The other day, someone reached out, mentioning she had a tough time forgiving a work colleague who habitually dismissed her great ideas without much thought. This behavior was apparently a routine for her colleague.
The person who wrote to me found these actions very hurtful and spent several days wrestling with feelings of resentment while trying to practice forgiveness and cultivate loving-kindness (also known as metta). Eventually, she succeeded in forgiving her critic, illustrating that practice does work.
However, it took her quite some time to regain her peace, highlighting what I believe is a missing link in many people’s practice of loving-kindness.
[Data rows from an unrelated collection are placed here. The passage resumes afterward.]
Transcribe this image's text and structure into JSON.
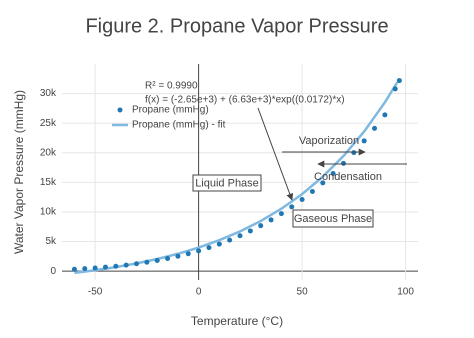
{
  "chart_data": {
    "type": "scatter",
    "title": "Figure 2. Propane Vapor Pressure",
    "x_label": "Temperature (°C)",
    "y_label": "Water Vapor Pressure (mmHg)",
    "xlim": [
      -66,
      106
    ],
    "ylim": [
      -1500,
      35000
    ],
    "xticks": [
      -50,
      0,
      50,
      100
    ],
    "yticks": [
      0,
      {
        "value": 5000,
        "label": "5k"
      },
      {
        "value": 10000,
        "label": "10k"
      },
      {
        "value": 15000,
        "label": "15k"
      },
      {
        "value": 20000,
        "label": "20k"
      },
      {
        "value": 25000,
        "label": "25k"
      },
      {
        "value": 30000,
        "label": "30k"
      }
    ],
    "grid": true,
    "zeroline": true,
    "legend": "top-left",
    "series": [
      {
        "name": "Propane (mmHg)",
        "color": "#1f77b4",
        "mode": "markers",
        "x": [
          -60,
          -55,
          -50,
          -45,
          -40,
          -35,
          -30,
          -25,
          -20,
          -15,
          -10,
          -5,
          0,
          5,
          10,
          15,
          20,
          25,
          30,
          35,
          40,
          45,
          50,
          55,
          60,
          65,
          70,
          75,
          80,
          85,
          90,
          95,
          97
        ],
        "values": [
          320,
          420,
          530,
          670,
          830,
          1020,
          1240,
          1500,
          1790,
          2130,
          2510,
          2940,
          3430,
          3970,
          4570,
          5240,
          5980,
          6790,
          7680,
          8650,
          9710,
          10860,
          12110,
          13460,
          14920,
          16500,
          18200,
          20030,
          22000,
          24120,
          26400,
          30800,
          32200
        ]
      },
      {
        "name": "Propane (mmHg) - fit",
        "color": "#7fb8e0",
        "mode": "lines",
        "x": [
          -60,
          -50,
          -40,
          -30,
          -20,
          -10,
          0,
          10,
          20,
          30,
          40,
          50,
          60,
          70,
          80,
          90,
          96
        ],
        "values": [
          -288,
          156,
          682,
          1308,
          2050,
          2932,
          3980,
          5224,
          6702,
          8457,
          10542,
          13018,
          15958,
          19451,
          23598,
          28525,
          31916
        ]
      }
    ],
    "annotations": [
      "R² = 0.9990",
      "f(x) = (-2.65e+3) + (6.63e+3)*exp((0.0172)*x)",
      "Vaporization",
      "Condensation",
      "Liquid Phase",
      "Gaseous Phase"
    ]
  }
}
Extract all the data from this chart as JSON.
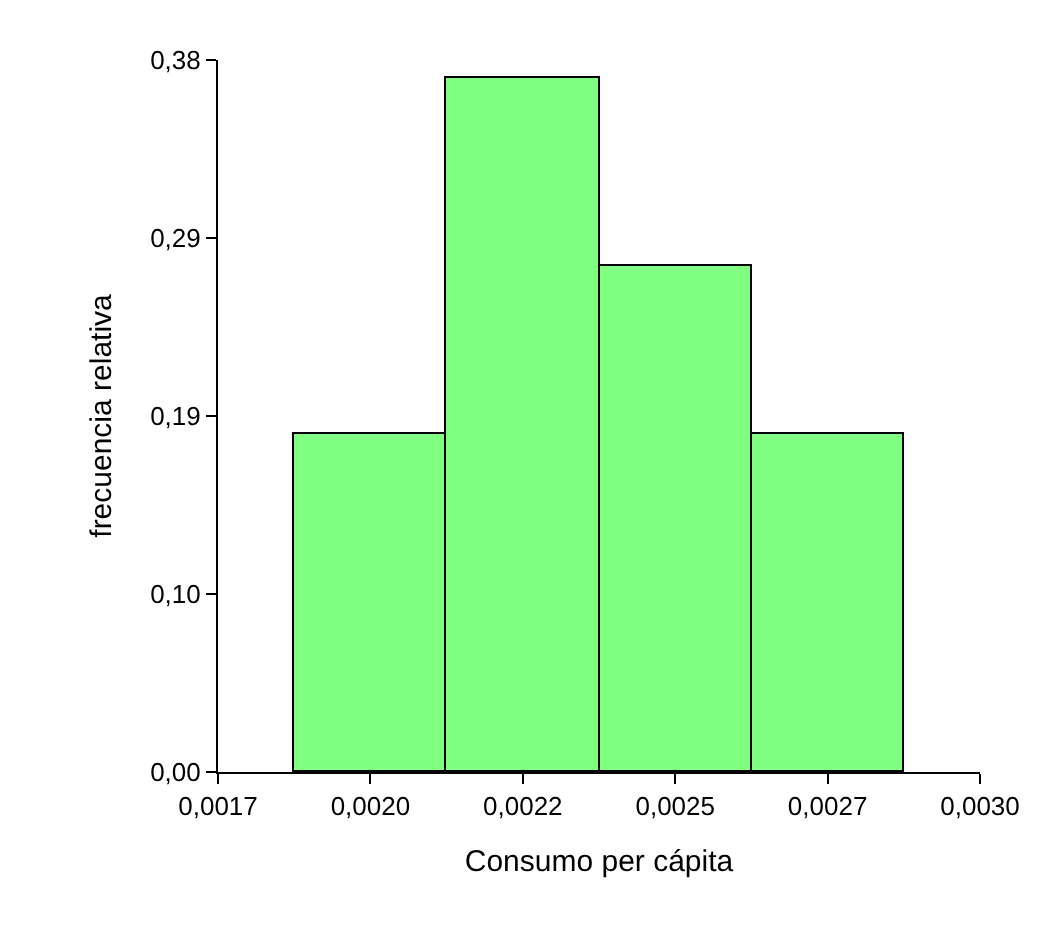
{
  "chart_data": {
    "type": "histogram",
    "xlabel": "Consumo per cápita",
    "ylabel": "frecuencia relativa",
    "bins": [
      0.00183,
      0.00209,
      0.00235,
      0.00261,
      0.00287
    ],
    "values": [
      0.18,
      0.37,
      0.27,
      0.18
    ],
    "color": "#80ff80",
    "xlim": [
      0.0017,
      0.003
    ],
    "xticks": [
      {
        "value": 0.0017,
        "label": "0,0017"
      },
      {
        "value": 0.00196,
        "label": "0,0020"
      },
      {
        "value": 0.00222,
        "label": "0,0022"
      },
      {
        "value": 0.00248,
        "label": "0,0025"
      },
      {
        "value": 0.00274,
        "label": "0,0027"
      },
      {
        "value": 0.003,
        "label": "0,0030"
      }
    ],
    "ylim": [
      0,
      0.38
    ],
    "yticks": [
      {
        "value": 0,
        "label": "0,00"
      },
      {
        "value": 0.095,
        "label": "0,10"
      },
      {
        "value": 0.19,
        "label": "0,19"
      },
      {
        "value": 0.285,
        "label": "0,29"
      },
      {
        "value": 0.38,
        "label": "0,38"
      }
    ]
  }
}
Often, when we’re hurt, the key is to practice kindness and compassion toward ourselves. I’ve discussed this in various places, including in my writings like “Self-compassion: loving-kindness squared” and “The power of self-kindness”, as well as in my book “This Difficult Thing of Being Human.”
When the colleague reacted negatively, it caused my correspondent pain. The subsequent resentment only added to this pain. Trying to wish another person well while not addressing our own suffering often fails to be effective. This isn’t meant to blame anyone; it’s a common oversight in practicing loving-kindness.
Resentment is a way for our pain to protect itself, acting like a spiky forcefield around our hearts. By recognizing and offering love and reassurance to our own pain, we protect our heart in a more nurturing way. This makes it easier to direct love towards the person who hurt us and to let go of resentments more quickly, sometimes within minutes or even seconds rather than days.
Ignoring our pain to focus on well-wishing for others isn’t very compassionate to ourselves and can be unintentionally cruel. Imagine ignoring a visibly distressed friend — that would only add to their pain. Similarly, when you ignore your own hurt, it deepens.
As the hurt continues to protect itself with resentment, the cycle perpetuates until true kindness breaks through, changing the dynamic. This allows us to let go of some resentment and let our hearts feel safe again. The process of trying to be kind to others while inadvertently being unkind to ourselves prolongs our reactions.
In my practice, I’ve come to see that being kind to ourselves first is crucial before we can genuinely be kind to others. A practical way to alleviate our own pain before forgiving someone is to acknowledge and address our hurt with compassion.
Thank you for pointing this out, as it reminds me to share more about this. Practical strategies can be found in more detailed articles linked within this context. Realizing how much anger and other negative emotions we carry and how they hinder us is essential.